User Adoption: ASUG Minnesota wants to learn more
I recently spoke at the Minnesota Chapter ASUG meeting about how companies can ensure user enablement and I wanted to share some of the highlights from that discussion with our online community.
The world is changing every day, driven significantly by the technology market, which is becoming more aware of people. For instance, most people have at least one, if not more, mobile devices. The challenge for companies is getting people to adopt and fully leverage these tools in the workplace as they do personally. Done successfully, managing change and user adoption will drive return on investment.
A major misconception is that companies expect ongoing improvement in user performance without ongoing investment in people/training, etc. For example, companies can get 20% greater adoption by focusing on change management directly. A typical barrier to training is that management teams have difficulty seeing the direct correlation between investments and results. Yet, employees say that without training, their skills decline. The good news is that it takes very little investment to make a difference – an increase of 1.5% investment in training can lead to 30% improvement in project success. Survey results show that investment in people results in increased productivity and reduces turnover, both of which drive ROI.
The way employees can receive training is also changing, there is a shift in social and virtual learning which can further reduce training cost while providing more convenient options for employees. How people communicate and learn outside of work should correspond with how they communicate and learn inside of work. We don’t want a social collaborative experience in our personal lives and then a “dark ages” experience in our work environments. Communities we work with are also broadening, and technology helps reach the broader audience.

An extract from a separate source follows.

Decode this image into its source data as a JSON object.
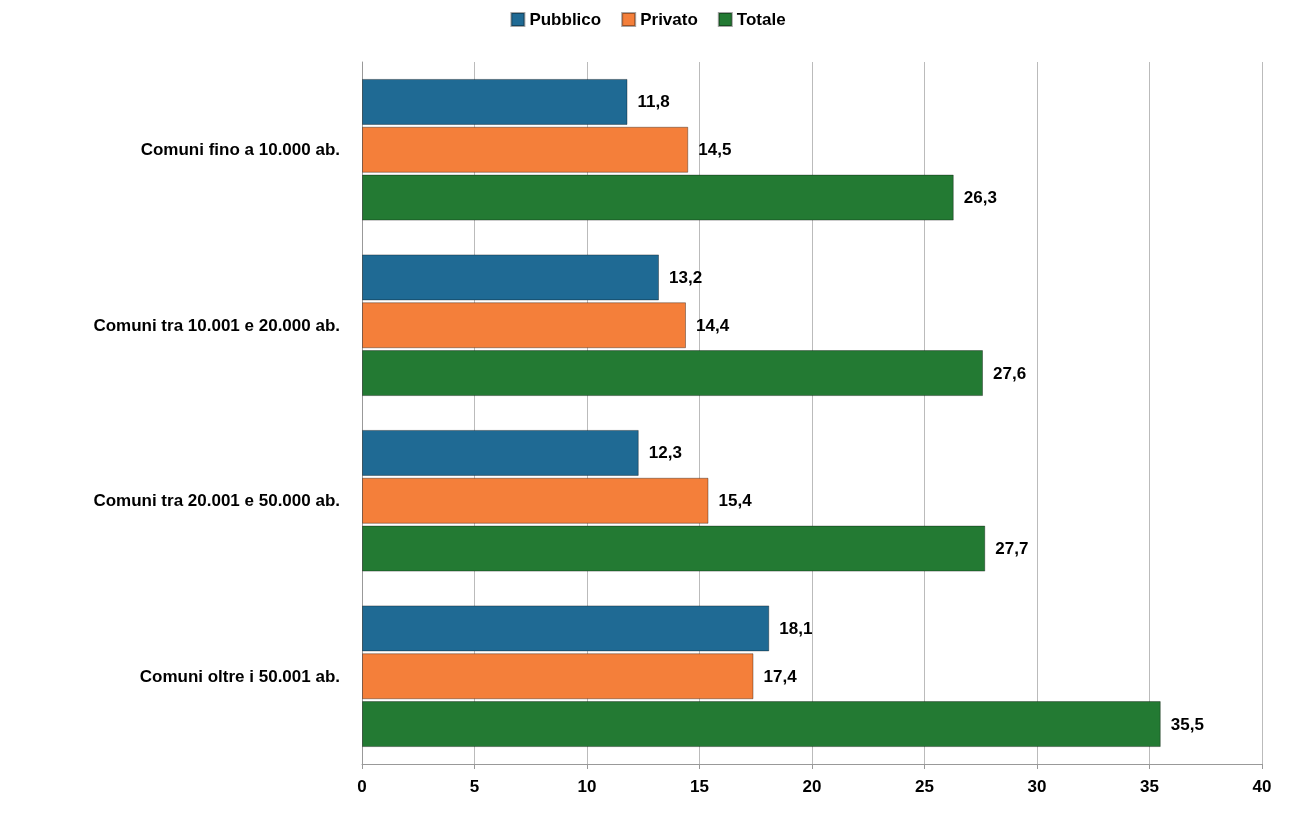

To summarize the meeting discussion
– Innovation and speed of information are changing the way we do business and people/employees are behaving differently
– Consumer/user expectations are changing
– Resistance to change needs to be addressed in order to manage change and support adoption
– All learning is social
These ideas spurred discussions amongst attendees and have provided the Minnesota Chapter with ideas for future meetings. I hope this information provides some “food for thought” for you as well.